Use the io.Copy function from the standard library to copy a file by reading from the source and writing to the destination in chunks, which is memory-efficient for large files. You must explicitly open both files, handle errors, and ensure the destination file is closed properly after the copy completes.
Here is a robust implementation using io.Copy with a buffer:
package main
import (
"fmt"
"io"
"os"
)
func copyFile(src, dst string) error {
sourceFile, err := os.Open(src)
if err != nil {
return fmt.Errorf("failed to open source: %w", err)
}
defer sourceFile.Close()
// Check if destination exists to avoid overwriting unexpectedly (optional)
if _, err := os.Stat(dst); err == nil {
// Optional: return error or handle overwrite logic here
}
destFile, err := os.Create(dst)
if err != nil {
return fmt.Errorf("failed to create destination: %w", err)
}
defer destFile.Close()
// io.Copy handles buffering automatically (default 32KB)

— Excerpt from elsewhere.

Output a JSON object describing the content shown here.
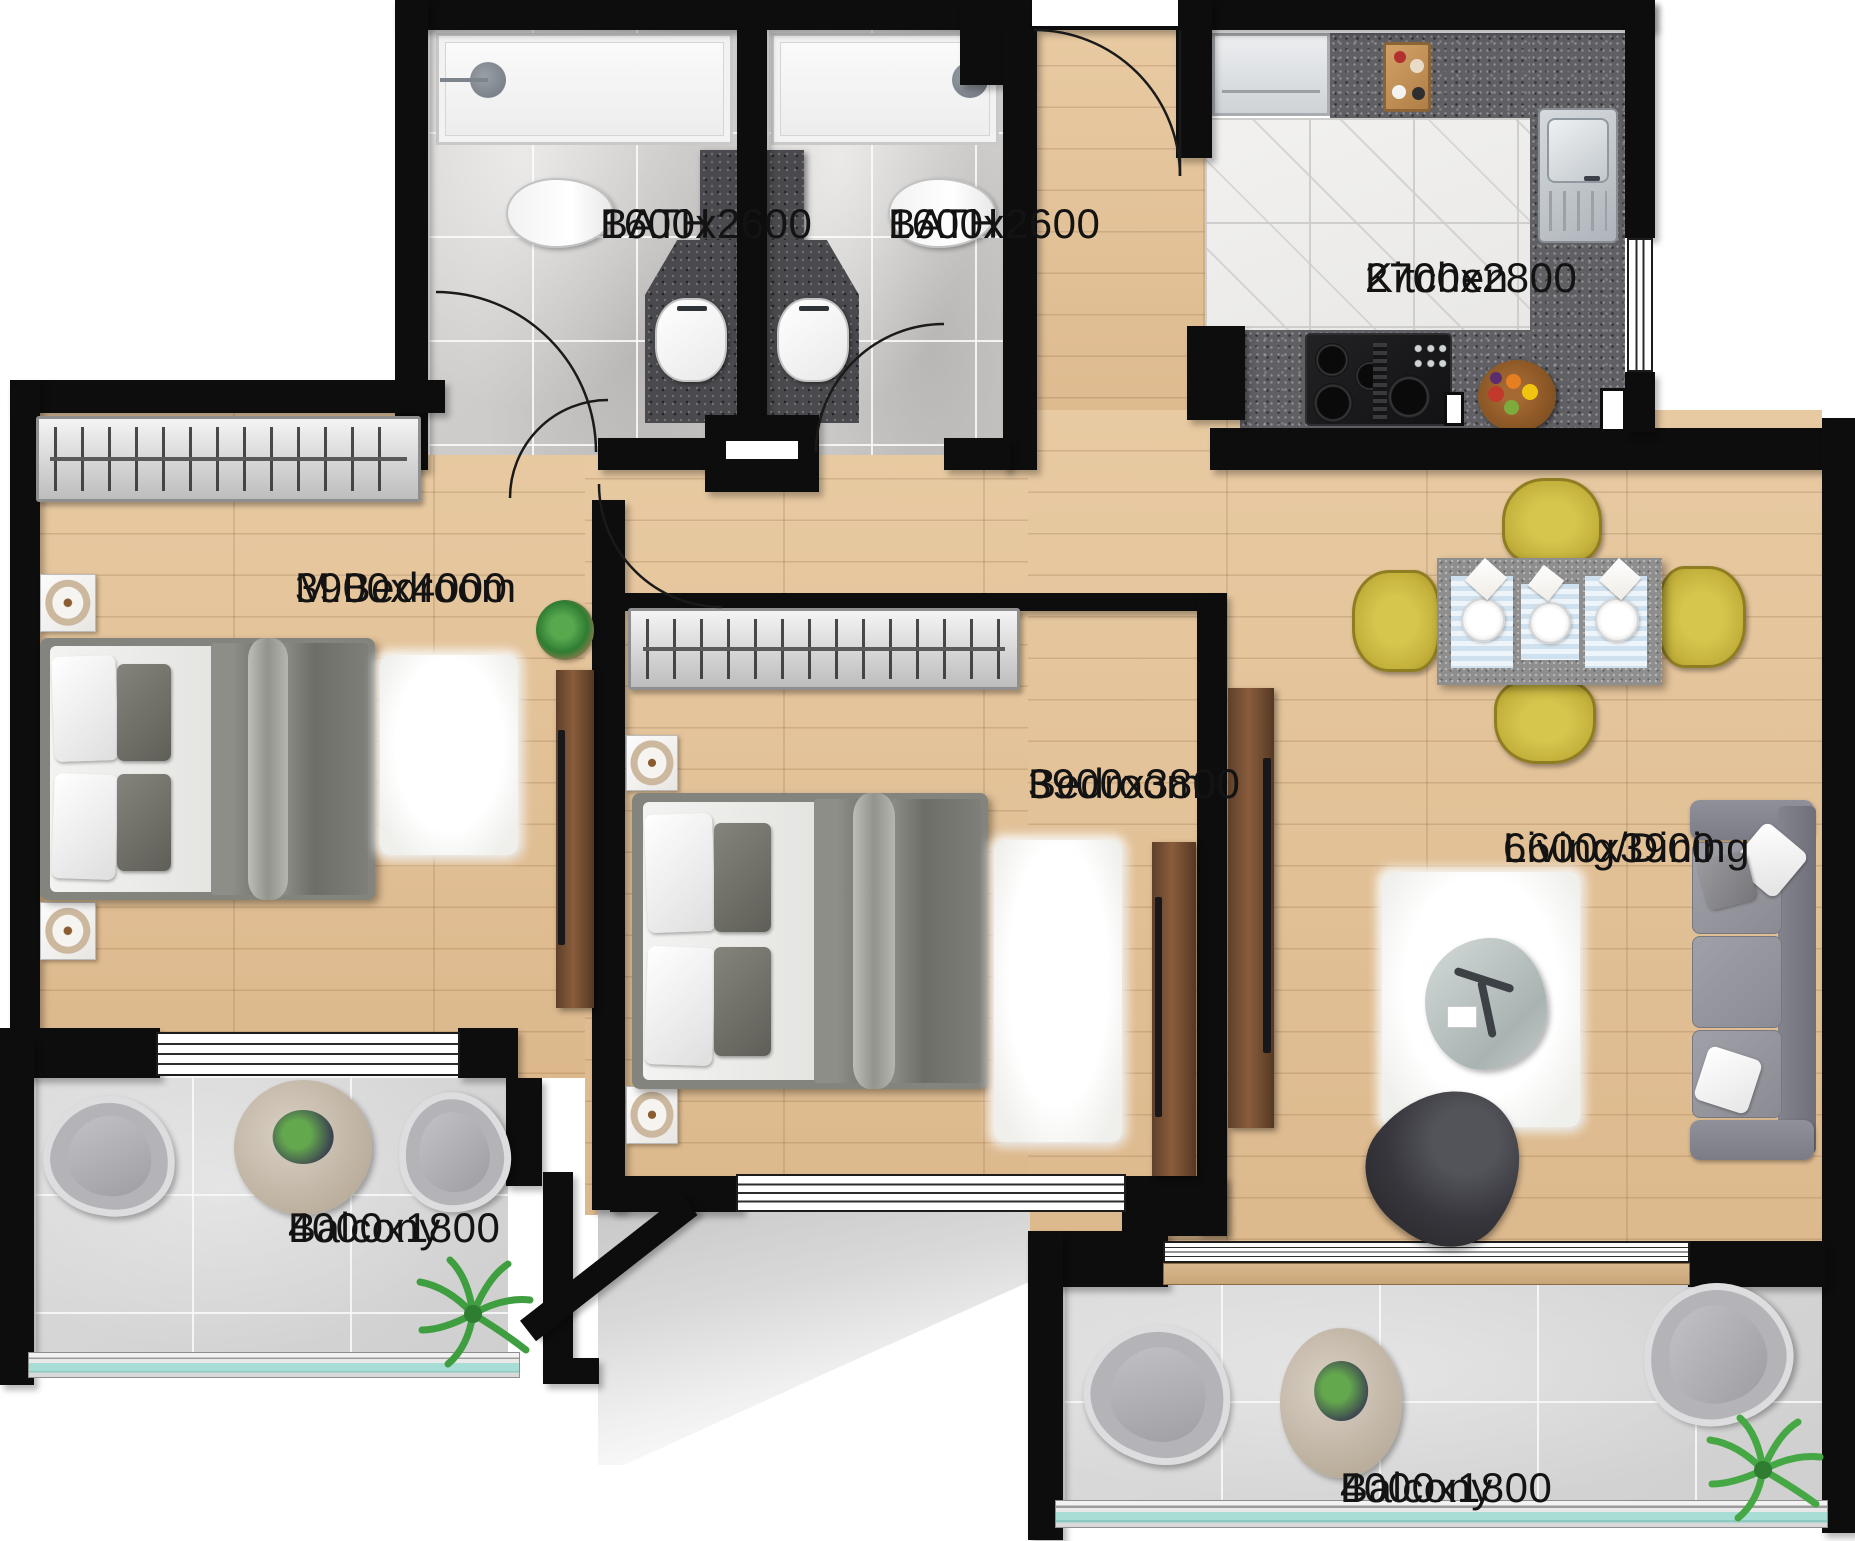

_, err = io.Copy(destFile, sourceFile)
if err != nil {
return fmt.Errorf("failed to copy data: %w", err)
}
// Sync to ensure data is written to disk before closing
if err := destFile.Sync(); err != nil {
return fmt.Errorf("failed to sync destination: %w", err)
}
return nil
}
func main() {
if err := copyFile("source.txt", "destination.txt"); err != nil {
fmt.Println("Error:", err)
} else {
fmt.Println("File copied successfully")
}
}
For a quick one-liner in a script where error handling is minimal, you can use os.WriteFile combined with os.ReadFile, but this loads the entire file into memory, making it unsuitable for large files:
data, err := os.ReadFile("source.txt")
if err != nil {
// handle error
}
err = os.WriteFile("destination.txt", data, 0644)
if err != nil {
// handle error
}
Always prefer io.Copy for production code as it streams data, keeping memory usage constant regardless of file size. Remember to check the return value of io.Copy to ensure the full file was transferred, and use defer for file closures to prevent resource leaks even if errors occur.